NEWSHOUR: What would those neighborhood-level interventions look like?
DR. CARL STEVENS: You're starting to see some of them take place already. The safety-net clinics have received funding under the Affordable Care Act to begin creating what are called "patient-centered medical homes," where, in addition to a primary care physician, they'll have a team consisting of a nutritionist and a pharmacist and several lay health workers that will be able to explain the disease to the patients and really increase what's called self-efficacy, which is the ability to be active participants in managing the disease. I think a big improvement that's already underway is the availability and quality of organized, continuous care for patients with chronic conditions.
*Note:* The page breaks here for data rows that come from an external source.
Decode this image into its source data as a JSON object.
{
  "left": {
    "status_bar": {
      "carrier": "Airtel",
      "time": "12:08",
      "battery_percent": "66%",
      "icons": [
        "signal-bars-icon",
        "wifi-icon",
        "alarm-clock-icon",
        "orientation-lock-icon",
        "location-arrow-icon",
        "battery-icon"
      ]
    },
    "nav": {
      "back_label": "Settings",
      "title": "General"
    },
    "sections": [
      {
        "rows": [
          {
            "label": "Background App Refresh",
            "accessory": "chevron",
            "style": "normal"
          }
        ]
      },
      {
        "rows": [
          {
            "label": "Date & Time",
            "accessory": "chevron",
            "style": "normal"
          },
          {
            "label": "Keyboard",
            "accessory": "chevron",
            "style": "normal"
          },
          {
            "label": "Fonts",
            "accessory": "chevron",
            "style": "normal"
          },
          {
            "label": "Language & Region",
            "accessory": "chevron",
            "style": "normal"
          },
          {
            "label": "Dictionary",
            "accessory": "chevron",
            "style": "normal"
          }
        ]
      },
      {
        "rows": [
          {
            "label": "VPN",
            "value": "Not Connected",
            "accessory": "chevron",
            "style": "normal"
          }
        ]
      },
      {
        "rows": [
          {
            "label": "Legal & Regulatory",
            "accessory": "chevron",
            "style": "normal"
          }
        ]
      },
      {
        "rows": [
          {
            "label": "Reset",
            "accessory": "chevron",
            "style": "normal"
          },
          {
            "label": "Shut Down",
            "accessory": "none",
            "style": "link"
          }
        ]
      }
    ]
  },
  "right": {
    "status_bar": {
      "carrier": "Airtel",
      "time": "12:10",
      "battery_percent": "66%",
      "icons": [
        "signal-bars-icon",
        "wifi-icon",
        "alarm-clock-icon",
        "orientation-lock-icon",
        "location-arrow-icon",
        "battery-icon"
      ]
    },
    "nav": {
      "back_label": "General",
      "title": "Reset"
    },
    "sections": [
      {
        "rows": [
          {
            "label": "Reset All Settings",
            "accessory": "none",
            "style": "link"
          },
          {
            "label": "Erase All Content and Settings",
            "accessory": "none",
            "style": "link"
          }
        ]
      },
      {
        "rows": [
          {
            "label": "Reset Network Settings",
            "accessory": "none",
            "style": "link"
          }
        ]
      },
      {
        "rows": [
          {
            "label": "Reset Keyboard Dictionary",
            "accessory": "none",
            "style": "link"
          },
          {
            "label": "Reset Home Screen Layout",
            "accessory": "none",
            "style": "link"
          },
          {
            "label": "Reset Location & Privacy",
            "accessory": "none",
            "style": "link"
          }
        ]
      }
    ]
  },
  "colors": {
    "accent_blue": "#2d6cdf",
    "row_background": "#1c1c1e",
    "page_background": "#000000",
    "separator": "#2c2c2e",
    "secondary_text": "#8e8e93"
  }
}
But what has not been addressed, and needs to be, is how to get physicians and other health professionals to go and practice in those areas. We need to substantially change the incentives system so that it rewards primary care practitioners that are willing to practice especially in underserved areas. Probably, if you want to do that in a cost-neutral fashion, that means dialing back on some of the specialty-care spending that we do as a nation.
And then there are lots of creative initiatives underway for how to get farmers markets or supermarkets built into these neighborhoods so that they'll have access to healthful food, and how to create more safe green space, exercise grounds, bike paths, and other facilities that would encourage people to adopt a healthier lifestyle. I think those are all the policy pieces that need to fall into place before you make a really big dent in the disparity in the amputation rates.
NEWSHOUR: Your paper cites other work on the ethnic disparities in diabetes outcomes. Did your research touch upon the ethnic component of geographic distribution?
DR. CARL STEVENS: Our work just touches upon that. It's not a major theme of this piece. There is an ethnic disparity there, but we don't want to make too big a deal out of that because there are so many other factors that co-vary with race and ethnicity, such as access to good primary care and access to healthy food and health behaviors. Race alone does not explain these differences, but there are racial patterns that can be discerned in the data.
NEWSHOUR: Can your research be expanded beyond California? Are there national implications here?
DR. CARL STEVENS: This could be studied in Medicare right away. Nationwide data to expand this study exists, especially for the Medicare age group. I think the biggest national implication is, this is one example of a terribly debilitating health outcome that is preventable but that our current delivery system and education system does not succeed in preventing.
The main policy point that we're trying to make with this paper is that these preventable, serious, adverse consequences of limited access to health services, health education and other important inputs, are more serious than the typical American knows of. There's nothing about these amputations on the evening news, usually. But when people become aware of the disability that an amputation causes, and the fact it is preventable with good care, in a country that spends more dollars on health care by a vast amount than any other nation, a tenfold difference in amputation rates is just an unacceptable thing to most Americans.
Regardless of what your political inclinations are, or your specific opinion about the Affordable Care Act, I think it's just morally and ethically unacceptable to have people undergoing preventable limb amputations because they can't get the cure that they need. That is the take-home story, and it argues for doing everything we can, creatively, to improve access and make good care available to all.
This interview was edited lightly for clarity.